August 31, 1994 | At the start of Fresh, the drop-dead brilliant film by first-time writer-director Boaz Yakin, the title character is introduced as he makes the early-morning rounds of his Brooklyn neighborhood. He arrives at the apartment of a sweet-voiced matron to pick up several packets of heroin. She serves him milk and cookies, then tries to short-change him. But Fresh is too smart, and too experienced, to fall for her scam.
Next, Fresh takes the full delivery to the right-hand man of his favorite employer. He’s asked to stick around, because the boss wants to talk with him, but Fresh can’t wait. He’s afraid that, if he doesn’t hurry, he will be late for school.
And when you’re just 12 years old, that kind of tardiness can get you into serious trouble.
The bitter ironies abound in Fresh, a movie that is at once brutally blunt and unsettlingly understated as it matter-of-factly follows its young black protagonist through one of the most riveting coming-of-age dramas in recent memory.
Fresh (Sean Nelson) is far wiser than his years — in his environment, he’s had to grow up fast — and smart enough to be something of a budding chess whiz. He lives with 11 cousins and the good-hearted aunt who has taken them all in. If he can remain alive long enough, he just might be able to make something of himself. But that’s a mighty big if.
Fresh is not, strictly speaking, a drama about loss of innocence, since it’s very clear right from the start that Fresh has already seen enough of hell to have fallen from grace. He works part time for Esteban (Giancarlo Esposito), a silky heroin dealer who views his trade as “a gentleman’s business.”
Sometimes, Fresh also sells crack for another “businessman” in the ‘hood. He keeps his head down and his bankroll hidden. Sam (Samuel L. Jackson), Fresh’s boozy absentee father, jeers: “You figure as long as you aren’t drowning, everything is alright.” Sam means it as criticism. For a long time, though, Fresh appears to embrace it as his personal credo.
But then the day comes when Fresh is cruelly shocked out of his impassivity, when he witnesses two violent murders — one deliberate, one accidental — at a neighborhood playground. And that’s when Fresh begins to reveal just how much he has learned from his two mentors: Esteban, who has taught his delivery boy to accept responsibility and take precautions; and Sam, a chess hustler who encourages his son to sacrifice pawns in pursuit of a greater goal.

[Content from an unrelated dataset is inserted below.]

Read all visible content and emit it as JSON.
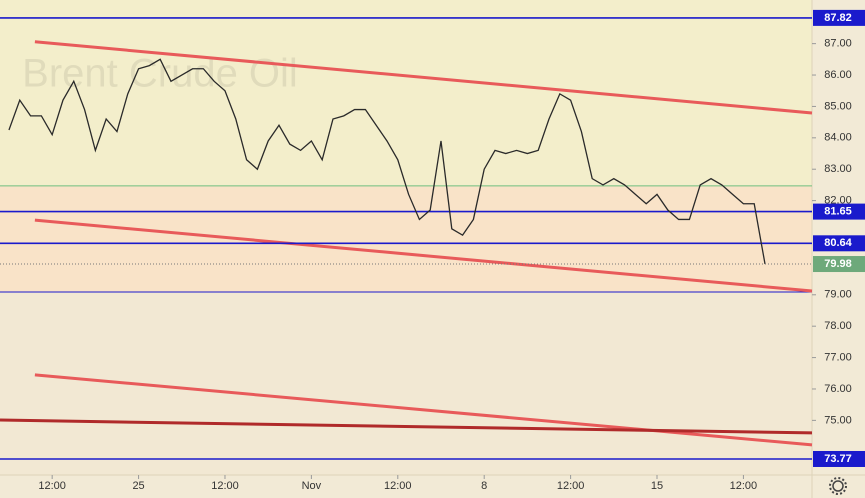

On one level, Yakin’s film is an ingeniously constructed melodrama of deception and retribution, recalling Dashiell Hammett’s Red Harvest (and Akira Kurosawa’s Yojimbo) as Fresh plots to turn rival drug dealers against each other. But Yakin is after something more complicated, and much more audacious, than providing the instant gratification of violent catharsis. Indeed, there are surprisingly few graphic depictions of violence in Fresh. (There isn’t even a gangsta-rap soundtrack — instead, the movie has an effectively moody orchestral score by former Police member Stewart Copeland.) But although we don’t see the worst of it, we do see that Fresh sees all of it.
There is a moment during Esteban’s assault on a rival’s headquarters when Fresh sits on the hood of a car, calmly munches on a candy bar, and watches the carnage as impassively as someone viewing a televised sporting event. And you can’t help thinking: Nothing can touch this kid anymore. But then there is a devastating final image — equal in impact to a similar image in Francois Truffaut’s The 400 Blows — that makes you realize how much all of this affects Fresh. And how great a price he pays for his victory.
Samuel L. Jackson is excellent as Fresh’s father, a proud but broken man given to furiously impotent rages. And Giancarlo Esposito hits a career high point with his insinuating, sinister portrayal of Esteban. But the most fascinating performance comes from Sean Nelson, a quietly remarkable newcomer who conveys, with heart-rending persuasiveness, all the pain, rage and ruthlessness that roil beneath the surface of Fresh’s blank-faced imperturbability.
Fresh is, hands down, the best American movie released this year. But be forewarned: It is not a pretty picture.